I’ve been generally skeptical of whether we would see a rise in Female Entrepreneurship, much of which was because looking at the data (female-led companies are more likely to succeed, male-led companies are more likely to fail) it wasn’t clear to me whether more women should be starting companies… or just fewer men.

However there are some trends that make me think that this may change, and a couple of opportunities that I think women are more likely to capitalise on.

Trends

Some of the current coolest companies have non-technical founders (including: Pinterest, Kickstarter, Etsy). I see this as a willingness to accept less technical credibility even when founding a tech-based company. This is great for women, as even women who are deeply technical are viewed as less technical.

Lots of startups come from ex-employees of a small number of “Pedigree” companies, which seem to skew towards new grad hires (see the average ages on the released demographic data sets). Many of these companies are new enough that we’ve yet to see the exodus of women, but because women drop out within 10 years, unless they are very different (and again, the data suggests they are not – if they were, the numbers would be better) it will come, and these women will be looking for their next thing to do.

There’s been a massive increase of female focused programs. I know people have mixed feelings about this, but the thing about programs focused on encouraging minorities is that they (when done well) make it clear that there is a space for them. I think a big part of this is making women apply. Women tend to judge their abilities more harshly, I remember hearing that university scholarships for women were beneficial because women just weren’t applying to scholarship funds for “everyone” (although I can’t find data to back this up), and I’ve heard recurring stories from companies trying to hire women, and universities recruiting that convincing women to apply to them if the first step.

Services like Kickstarter provide an alternative to women (women led campaigns are more likely to succeed, especially in tech which is 2/3:1/3 female:male success), make bootstrapping more viable (since it’s advance sales for a product you are making, and also tests your market – if people will buy it before it exists, it’s a good sign that people will buy it once it does).
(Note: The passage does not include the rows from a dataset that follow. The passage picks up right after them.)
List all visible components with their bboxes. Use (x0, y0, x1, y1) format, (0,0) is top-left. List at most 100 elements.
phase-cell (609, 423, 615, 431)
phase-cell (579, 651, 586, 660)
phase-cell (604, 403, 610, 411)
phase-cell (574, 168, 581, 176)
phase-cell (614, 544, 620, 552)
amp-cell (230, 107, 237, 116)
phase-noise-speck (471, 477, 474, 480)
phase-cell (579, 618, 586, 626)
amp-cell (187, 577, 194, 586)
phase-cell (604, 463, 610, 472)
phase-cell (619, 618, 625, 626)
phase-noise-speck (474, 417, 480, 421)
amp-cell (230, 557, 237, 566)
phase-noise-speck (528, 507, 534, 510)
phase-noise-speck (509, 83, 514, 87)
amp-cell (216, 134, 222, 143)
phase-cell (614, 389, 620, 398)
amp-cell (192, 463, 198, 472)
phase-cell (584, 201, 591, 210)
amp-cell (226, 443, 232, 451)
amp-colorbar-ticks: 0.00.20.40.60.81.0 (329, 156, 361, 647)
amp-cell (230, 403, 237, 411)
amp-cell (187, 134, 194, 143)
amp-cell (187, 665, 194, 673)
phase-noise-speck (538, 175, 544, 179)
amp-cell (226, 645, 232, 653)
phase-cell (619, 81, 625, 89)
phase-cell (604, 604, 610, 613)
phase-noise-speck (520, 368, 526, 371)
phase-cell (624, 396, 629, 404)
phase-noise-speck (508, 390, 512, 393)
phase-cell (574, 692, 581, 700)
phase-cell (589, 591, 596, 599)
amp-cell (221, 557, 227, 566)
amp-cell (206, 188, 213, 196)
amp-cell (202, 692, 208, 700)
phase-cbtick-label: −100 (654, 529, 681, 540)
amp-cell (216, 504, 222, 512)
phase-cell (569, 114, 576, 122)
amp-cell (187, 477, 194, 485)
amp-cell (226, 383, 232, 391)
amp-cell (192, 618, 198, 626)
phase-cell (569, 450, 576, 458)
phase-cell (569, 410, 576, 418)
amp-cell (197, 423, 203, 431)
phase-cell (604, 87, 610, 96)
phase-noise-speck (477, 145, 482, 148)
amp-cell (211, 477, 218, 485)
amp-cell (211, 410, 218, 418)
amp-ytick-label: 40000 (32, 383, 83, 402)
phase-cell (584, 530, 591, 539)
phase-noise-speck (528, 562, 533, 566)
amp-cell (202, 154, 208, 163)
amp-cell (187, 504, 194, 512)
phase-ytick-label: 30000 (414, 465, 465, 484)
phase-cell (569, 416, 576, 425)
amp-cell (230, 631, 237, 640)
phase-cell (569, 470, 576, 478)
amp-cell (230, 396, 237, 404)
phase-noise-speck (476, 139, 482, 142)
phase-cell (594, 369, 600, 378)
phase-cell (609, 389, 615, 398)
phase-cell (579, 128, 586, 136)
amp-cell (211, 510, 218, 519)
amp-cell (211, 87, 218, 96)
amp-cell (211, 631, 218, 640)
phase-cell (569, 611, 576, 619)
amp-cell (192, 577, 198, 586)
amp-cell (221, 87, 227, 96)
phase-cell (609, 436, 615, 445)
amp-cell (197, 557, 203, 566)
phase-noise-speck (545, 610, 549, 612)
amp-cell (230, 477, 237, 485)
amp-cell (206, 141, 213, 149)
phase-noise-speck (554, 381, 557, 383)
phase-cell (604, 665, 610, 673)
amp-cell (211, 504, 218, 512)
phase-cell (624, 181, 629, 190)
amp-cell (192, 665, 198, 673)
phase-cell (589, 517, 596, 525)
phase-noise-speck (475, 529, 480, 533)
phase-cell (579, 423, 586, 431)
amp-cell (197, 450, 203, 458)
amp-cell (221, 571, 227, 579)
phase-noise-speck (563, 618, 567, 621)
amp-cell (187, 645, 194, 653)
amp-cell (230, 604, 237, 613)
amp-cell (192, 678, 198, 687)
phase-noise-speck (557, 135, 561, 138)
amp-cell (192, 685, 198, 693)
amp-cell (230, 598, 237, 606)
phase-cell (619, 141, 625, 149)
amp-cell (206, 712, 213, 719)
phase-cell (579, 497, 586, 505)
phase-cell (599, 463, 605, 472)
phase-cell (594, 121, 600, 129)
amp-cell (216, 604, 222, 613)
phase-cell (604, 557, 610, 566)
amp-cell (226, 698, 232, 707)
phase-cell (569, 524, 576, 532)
Increasing commoditisation of platforms – cloud is on the trend to zero, so this massively reduces start up costs (no need for data centres). Mobile app development has reached sufficient maturity that there are lots of great Open Source libraries, which can massively reduce development time. I think this is good sign, as women are much more likely to bootstrap.

Women are the dominant users of social media (long been the case, infographic from 2012), and the drivers of consumer spending. I’m convinced that the current small pockets of successes that capitalise on that trend (notably, the non-tech founder companies listed above) is only the beginning.

The tech bubble has caused living costs in tech hubs to spiral and makes the economics of living somewhere cheaper (and making less money) much more compelling.

Opportunities

I think there are major opportunities created by greed and arrogance, which is great for women because we are socially conditioned to be less greedy, and less arrogant. There are countless examples of techies building things that exploit the less technical (this about on-demand workers, is just one example), but what if we built things to empower the less technical instead?

Other opportunities are created by the lack of empathy that is a feature of the tech industry. For example the problem of online harassment is outsourced to a (very profitable!) start up in the Philippines. Or, Education start ups are a big thing, but many of them just provide a more structured way for people to teach themselves to code. This is understandable, because this is how most techies themselves learned to code, but I remain unconvinced that it will work for everyone.

Of Course…

I could be totally wrong! But I really hope I’m not wrong about the outcome, even if I’m off on the reasons why.